The University makes no representations about the suitability of this service for any purpose. All warranties, terms and conditions with regard to this service, including all warranties, terms and conditions, implied by statute, or otherwise, of satisfactory quality, fitness for a particular purpose, and non-infringement are excluded to the fullest extent permitted by law.
The University shall not in any event be liable for any damages, costs or losses (including without limitation direct, indirect, consequential or otherwise) arising out of, or in any way connected with, the use of the service, or with any delayed access to, or inability to use the service and whether arising in tort, contract, negligence, under statute or otherwise.
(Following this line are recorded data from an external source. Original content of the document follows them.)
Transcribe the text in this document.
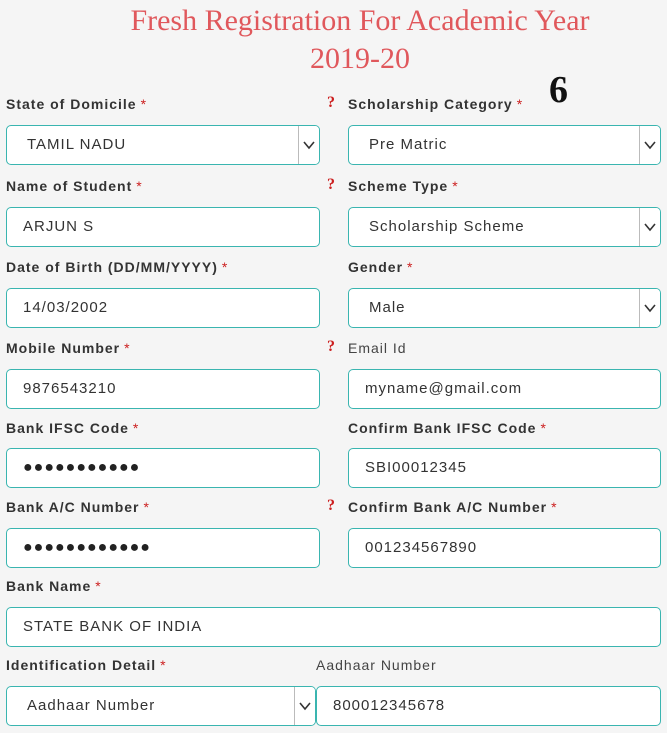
Fresh Registration For Academic Year
2019-20
6
State of Domicile *	? Scholarship Category *
TAMIL NADU	Pre Matric
Name of Student *	? Scheme Type *
ARJUN S	Scholarship Scheme
Date of Birth (DD/MM/YYYY) *	Gender *
14/03/2002	Male
Mobile Number *	? Email Id
9876543210	myname@gmail.com
Bank IFSC Code *	Confirm Bank IFSC Code *
●●●●●●●●●●●	SBI00012345
Bank A/C Number *	? Confirm Bank A/C Number *
●●●●●●●●●●●●	001234567890
Bank Name *
STATE BANK OF INDIA
Identification Detail *	Aadhaar Number
Aadhaar Number	800012345678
Nothing in these terms excludes or limits liability for death or personal injury caused by the negligence of the University in providing this service.
Appendix A.
LAW
Applicable laws and policies include the following together with any amendments and any superseding legislation which may be enacted. a. Obscene Publication Act 1959 & 1964 b. Protection of Children Act 1978 c. Police and Criminal Evidence Act 1984 d. Copyright, Designs & Patents Act 1988 e. Computer Misuse Act 1990 f. Human Rights Act 1998 g. Data Protection Act 1998 h. Regulation of Investigatory Powers Act 2000 i. Freedom of Information Act 2000 j. Employment Code of Practice 2002 (link) k. Prevention of Terrorism Act 2005 l. Terrorism Act 2006 m. Police and Justice Act 2006
Applicable policies include: a.
JANET Acceptable Use Policy b.
Institutional Information Security Policy (under construction) c.
Institutional Communications Policy (under construction) d.
Chest Code of Conduct
This list is not exhaustive and will be subject to change.